Developing Topics.

Background: Mitochondrial DNA copy number (mtDNAcn) quantifies the number of mitochondria genomes per nucleated cell, with reduced mtDNAcn being associated with increased Alzheimer's disease (AD) neuropathology. Blood-based mtDNAcn has technical confounders, such as DNA purification, and biological confounders, such as compensatory upregulation of mtDNA. Therefore, we optimized a protocol for mtDNAcn quantification using droplet digital PCR (ddPCR) by testing (i) whole peripheral blood mononuclear cells (PBMCs) vs platelet-depleted PBMCs, (ii) column-based DNA extraction vs cell lysate, and (iii) mitochondrial DNA replication (mtDNArep). We found that whole PBMCs overestimated mtDNAcn levels, and column-based DNA extraction resulted in a partial mtDNA loss; therefore, platelet-depleted PBMC lysates yielded the most accurate measurement. Here, we applied this optimized protocol to quantify mtDNAcn in early-onset AD (EOAD) cases and controls.

Method: Platelets were depleted from whole PBMCs using a magnetic-activated cell sorter against the platelet marker CD61. Platelet-depleted PBMCs were lysed and DNA concentration was measured using Qubit fluorometric quantification. We used platelet-depleted PBMC lysates from four female EOAD cases (aged 60.6 ± 1.4 years) and four female controls (aged 59 ± 2.5 years). mtDNAcn was assessed using ddPCR with multiplexed wells for mitochondrial signals (using D-Loop and ND1) at a 0.05 ng DNA input amount and non-multiplexed wells for the nuclear signal (using NCOA3) at a 0.25 ng DNA input amount. We evaluated the association of EOAD status with mtDNAcn ((ND1/NCOA3)*2) and mtDNArep (D-loop/ND1) using linear regressions adjusting for age.

Result: We found that mtDNAcn was lower in EOAD compared to controls, and our results were marginally significant (b [SE] = 127 [51.9], p = 0.058; Figure 1A). However, we observed no significant difference in mtDNArep between cases and controls (b [SE] = -0.019 [0.031], p = 0.56; Figure 1B).
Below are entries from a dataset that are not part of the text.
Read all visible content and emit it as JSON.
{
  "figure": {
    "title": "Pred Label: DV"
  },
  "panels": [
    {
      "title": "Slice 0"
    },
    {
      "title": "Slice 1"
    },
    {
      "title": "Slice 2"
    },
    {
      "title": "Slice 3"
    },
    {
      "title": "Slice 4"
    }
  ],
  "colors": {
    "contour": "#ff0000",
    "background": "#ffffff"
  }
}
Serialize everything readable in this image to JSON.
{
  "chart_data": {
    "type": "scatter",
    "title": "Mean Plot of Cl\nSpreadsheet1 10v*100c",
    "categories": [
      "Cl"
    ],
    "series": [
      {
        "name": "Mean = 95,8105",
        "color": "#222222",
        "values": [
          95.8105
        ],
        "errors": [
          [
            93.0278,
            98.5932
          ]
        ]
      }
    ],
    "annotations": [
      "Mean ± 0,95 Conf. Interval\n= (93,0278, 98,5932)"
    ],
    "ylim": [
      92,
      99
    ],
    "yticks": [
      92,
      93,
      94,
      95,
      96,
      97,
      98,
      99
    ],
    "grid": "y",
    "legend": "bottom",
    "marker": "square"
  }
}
Conclusion: Consistent with prior literature, we found that mtDNAcn is lower in EOAD cases. These results demonstrate the feasibility of our protocol for quantifying mtDNAcn and mtDNArep to use as fluid biomarkers for mitochondrial dysfunction. Future work will adjust for blood cell type abundance and evaluate the association of mtDNAcn and mtDNArep with AD in larger, diverse cohorts to determine whether mitochondrial dysfunction causes, mediates, or is a by-product of AD pathogenesis.